С первой минуты Габерман превратился в субъекта совершенствования немецкого языка. Народного, естественно. Вобравшего в себя всю матерщину Европы. Однако недалекий, вроде, мужик, Габерман неожиданно принялся вместо матерщины довольно толково и совершенно свободно разъяснять... порядок и существо волновавших нас европейских событий. Естественно, с собственных – Габермановских – позиций. Рассказал о своем полке в австрийском Зальцбурге. О Судетах. О рейде в Копенгаген. О том, как выбрасывали их с самолетов. Сперва – в южной Норвегии. Потом – в Осло. А после – в Нарвике, в Арктике. Смеялся он много – был веселым человеком. Рассказывал, как глупые гуси – норвежцы, ничего не соображая от неожиданности, пялились на него, на его товарищей-солдат, на их десантные машины. А они, аккуратно сложив парашюты, вкатывались раненько, на заре, в норвежские городки. Ставили тихо, никому не говоря, своих часовых у дрыхнущих муниципалитетов. И в столице ихней. У дворца короля. А он – возьми и сбеги...
– Значит, вахмистр Хольцнер короля-то и просрал! За это Динстман, ротный, харю ему, Хольцнеру, свернул интересно так... Хольцнер – земляк мне, через три дома...
Пучеглазый Фридрих объяснял все это сочно, в подробностях. Со знанием дела. Дело он, безусловно, знал. Объяснял с юмором. Скупо помогая себе странно подвижными руками. Моргая часто. И методически побадывая, словно тупым обухом колуна, проломленным черепом... Череп его напоминал – остатками металлической седины на крошечных участках остававшихся целыми частях головы – безобразно и безжалостно растоптанную алюминиевую посудину... Такого ранения головы, страха такого я никогда раньше не видал. Потом – тоже. До сих пор не понимаю: как с такой раной-развалом черепа человек способен смеяться, рассказывать, жить просто?.. На не очень тактичный вопрос Качалича: кто это ему, Габерману, так преподнес и где, фельдфебель, опять же смеясь, ответил: «Это я сам: спал, пьяный, поверх тюков с сеном на открытой платформе поезда... Проснулся... Подумал с похмелья черт те что – что бомбят, что сено горит... Бросился, само собой, спасать... Резанулся о борт... Отбросило на пути... Лечили.

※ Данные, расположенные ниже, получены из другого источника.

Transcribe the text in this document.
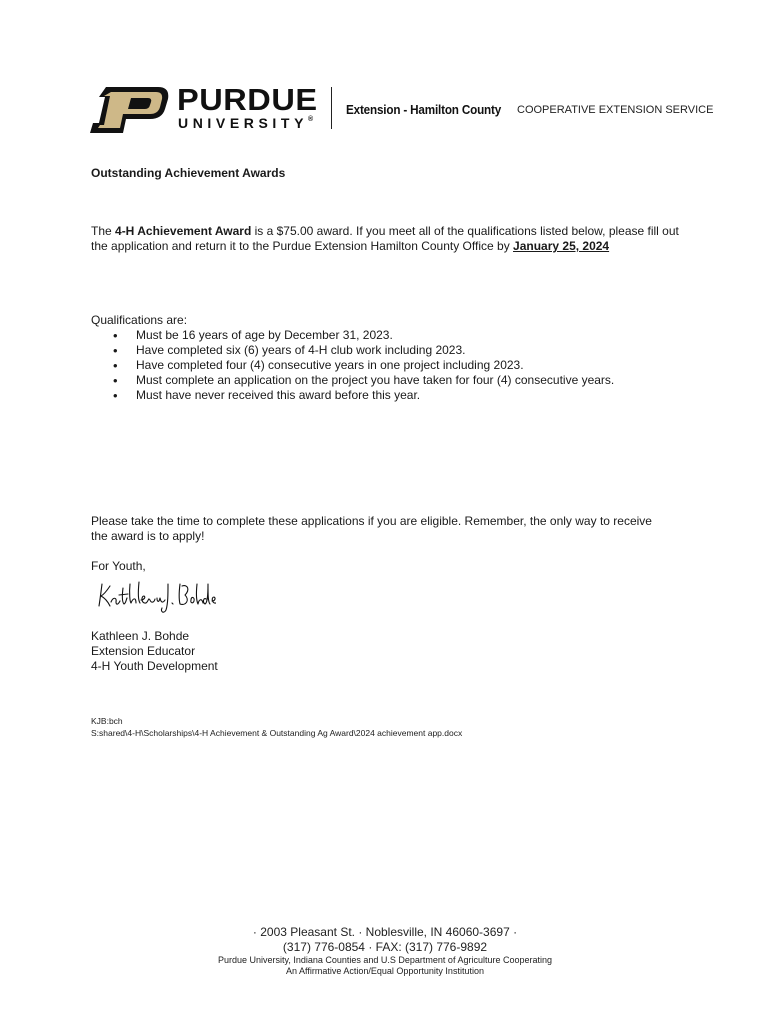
PURDUE
UNIVERSITY®
Extension - Hamilton County COOPERATIVE EXTENSION SERVICE
Outstanding Achievement Awards
The 4-H Achievement Award is a $75.00 award. If you meet all of the qualifications listed below, please fill out the application and return it to the Purdue Extension Hamilton County Office by January 25, 2024
Qualifications are:
• Must be 16 years of age by December 31, 2023.
• Have completed six (6) years of 4-H club work including 2023.
• Have completed four (4) consecutive years in one project including 2023.
• Must complete an application on the project you have taken for four (4) consecutive years.
• Must have never received this award before this year.
Please take the time to complete these applications if you are eligible. Remember, the only way to receive the award is to apply!
For Youth,
Kathleen J. Bohde
Extension Educator
4-H Youth Development
KJB:bch
S:shared\4-H\Scholarships\4-H Achievement & Outstanding Ag Award\2024 achievement app.docx
· 2003 Pleasant St. · Noblesville, IN 46060-3697 ·
(317) 776-0854 · FAX: (317) 776-9892
Purdue University, Indiana Counties and U.S Department of Agriculture Cooperating
An Affirmative Action/Equal Opportunity Institution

Во Франции сперва. Потом дома, в Кёнигсберге. Выжил вот... Снова воевал...». Тут он на нас хитро посмотрел: выжил-то, вылечился сахаром! Жрал его помногу. Благо, в госпиталях везде, где отлеживался, будто нарочно, собрали одних тирольцев-баранов... Не верили, что могу на глазах у них глотать – не раскусывая и не коля – крупноколотый сахар-рафинад. Спорили. А я их подзуживал. И глотал себе... Могу показать, камрады, пожалуйста. Если и вы не верите... Русские...

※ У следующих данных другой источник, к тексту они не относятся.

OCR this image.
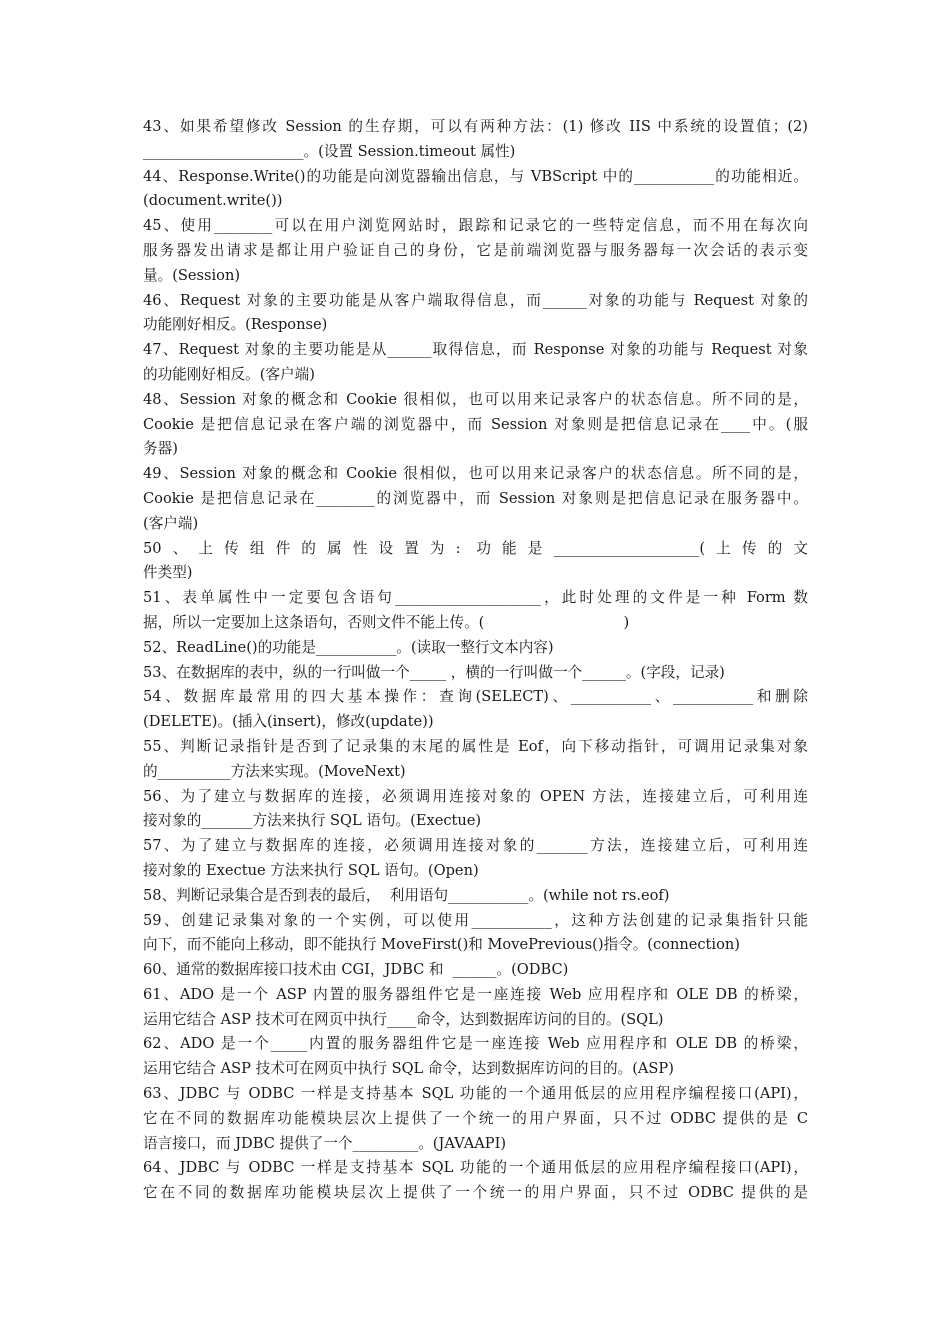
43、如果希望修改 Session 的生存期，可以有两种方法：(1) 修改 IIS 中系统的设置值；(2)
______________________。(设置 Session.timeout 属性)
44、Response.Write()的功能是向浏览器输出信息，与 VBScript 中的___________的功能相近。
(document.write())
45、使用________可以在用户浏览网站时，跟踪和记录它的一些特定信息，而不用在每次向
服务器发出请求是都让用户验证自己的身份，它是前端浏览器与服务器每一次会话的表示变
量。(Session)
46、Request 对象的主要功能是从客户端取得信息，而______对象的功能与 Request 对象的
功能刚好相反。(Response)
47、Request 对象的主要功能是从______取得信息，而 Response 对象的功能与 Request 对象
的功能刚好相反。(客户端)
48、Session 对象的概念和 Cookie 很相似，也可以用来记录客户的状态信息。所不同的是，
Cookie 是把信息记录在客户端的浏览器中，而 Session 对象则是把信息记录在____中。(服
务器)
49、Session 对象的概念和 Cookie 很相似，也可以用来记录客户的状态信息。所不同的是，
Cookie 是把信息记录在________的浏览器中，而 Session 对象则是把信息记录在服务器中。
(客户端)
50、上传组件的属性设置为: 功能是____________________(上传的文
件类型)
51、表单属性中一定要包含语句____________________，此时处理的文件是一种 Form 数
据，所以一定要加上这条语句，否则文件不能上传。(                              )
52、ReadLine()的功能是___________。(读取一整行文本内容)
53、在数据库的表中，纵的一行叫做一个_____ ，横的一行叫做一个______。(字段，记录)
54、数据库最常用的四大基本操作：查询(SELECT)、___________、___________和删除
(DELETE)。(插入(insert)，修改(update))
55、判断记录指针是否到了记录集的末尾的属性是 Eof，向下移动指针，可调用记录集对象
的__________方法来实现。(MoveNext)
56、为了建立与数据库的连接，必须调用连接对象的 OPEN 方法，连接建立后，可利用连
接对象的_______方法来执行 SQL 语句。(Exectue)
57、为了建立与数据库的连接，必须调用连接对象的_______方法，连接建立后，可利用连
接对象的 Exectue 方法来执行 SQL 语句。(Open)
58、判断记录集合是否到表的最后，  利用语句___________。(while not rs.eof)
59、创建记录集对象的一个实例，可以使用___________，这种方法创建的记录集指针只能
向下，而不能向上移动，即不能执行 MoveFirst()和 MovePrevious()指令。(connection)
60、通常的数据库接口技术由 CGI，JDBC 和  ______。(ODBC)
61、ADO 是一个 ASP 内置的服务器组件它是一座连接 Web 应用程序和 OLE DB 的桥梁，
运用它结合 ASP 技术可在网页中执行____命令，达到数据库访问的目的。(SQL)
62、ADO 是一个_____内置的服务器组件它是一座连接 Web 应用程序和 OLE DB 的桥梁，
运用它结合 ASP 技术可在网页中执行 SQL 命令，达到数据库访问的目的。(ASP)
63、JDBC 与 ODBC 一样是支持基本 SQL 功能的一个通用低层的应用程序编程接口(API)，
它在不同的数据库功能模块层次上提供了一个统一的用户界面，只不过 ODBC 提供的是 C
语言接口，而 JDBC 提供了一个_________。(JAVAAPI)
64、JDBC 与 ODBC 一样是支持基本 SQL 功能的一个通用低层的应用程序编程接口(API)，
它在不同的数据库功能模块层次上提供了一个统一的用户界面，只不过 ODBC 提供的是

Русские, действительно, тоже не поверили: уж больно шустрый попался фашист! Трепло. И нахал. Сильнее всех Герой заспорил:
– Не съест немец рафинад! Больно кусманы велики! Это... как же он их в глотку-то протолкнет, всухую-то?!
Между прочим, сахар этот – чистой воды кусковой рафинад – нам строго по норме продавали в каптерке тюрьмы раз в месяц. За свои кровные. Передачи нам не разрешались. Вместо них от родственников принимались шесть рублей в месяц на лицевой счет. Для того, говорили, чтобы передачами разнообразными, или того коварнее, разного достоинства суммами не подавали бы нам с воли условных сигналов. Или важных сообщений. Каких? Зачем? Этого никто объяснить не брался. За шесть тех рублей можно было выкупить: килограмм сахару, килограмм сельди, надо сказать, отличной – полузалома! На воле такой нет. Пятьсот граммов маргарина еще. Пятьсот граммов луку репчатого... В каптерку ходили мы как на праздник! Малыми группами. В порядке строжайшей очереди. Льгот – никому, ни за дореволюционный партстаж, ни за пребывание на каторге царской. И ни за какие армейские чины. Живая очередь! Все!

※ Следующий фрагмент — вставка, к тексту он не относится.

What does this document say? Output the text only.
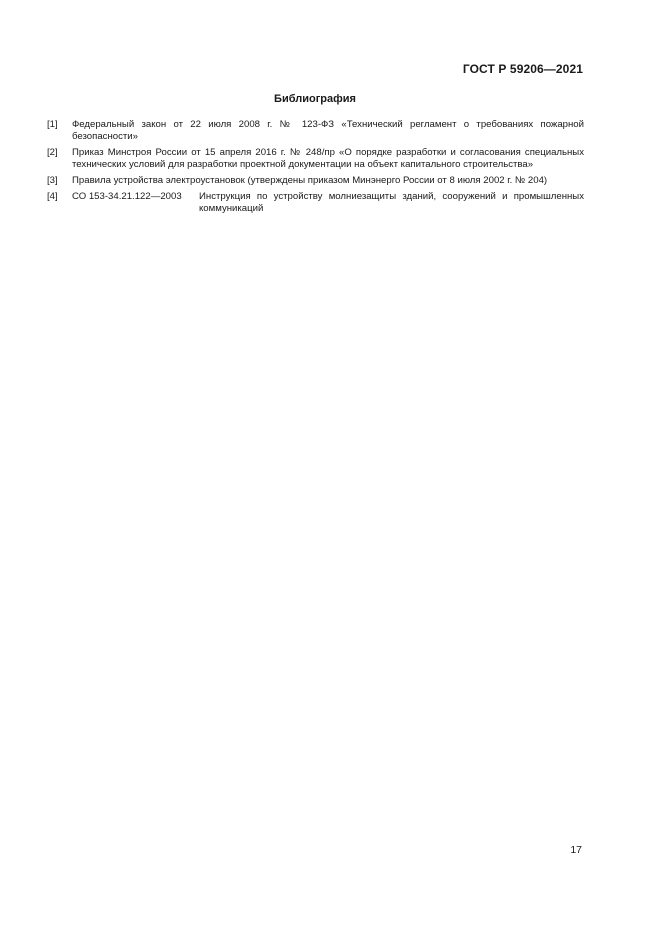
ГОСТ Р 59206—2021
Библиография
[1]	Федеральный закон от 22 июля 2008 г. № 123-ФЗ «Технический регламент о требованиях пожарной безопасности»
[2]	Приказ Минстроя России от 15 апреля 2016 г. № 248/пр «О порядке разработки и согласования специальных технических условий для разработки проектной документации на объект капитального строительства»
[3]	Правила устройства электроустановок (утверждены приказом Минэнерго России от 8 июля 2002 г. № 204)
[4]	СО 153-34.21.122—2003	Инструкция по устройству молниезащиты зданий, сооружений и промышленных коммуникаций
17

Это были очень приятные прогулки – по чистым, в Бутырках, лестницам. По сложным – с угловыми ДОТами в двухкамерных отсеках – переходам. По этажам с подъемными «крестами» – поднимающимися решетками-стенами. И с разными приключениями в пути следования: поцокиванием ключами по пряжке конвоем, перецыкиванием вертухаев между собой, чтобы невзначай не встретиться с другой арестантской партией... Хождение в тайну, в неведомое... Особо волновало мгновение открытия дверей каптерки! Запахи вываливались оттуда необыкновенные! Мерещилось всякое такое... А сам процесс покупки – отоваривания! Что может с ним сравниться?!
Нагруженные ёдовом-вкуснятиной, удовлетворенные, почти счастливые, возвращались мы тем же самым увлекательнейшим маршрутом. Каждый нес свой продукт. Мне, например, доверялась селедка. Лапшину-комдиву – сахар. Калитникову Феде, дивизионному комиссару, – лук. Другому Феде, Круглову, помпотеху авиакорпуса, – маргарин...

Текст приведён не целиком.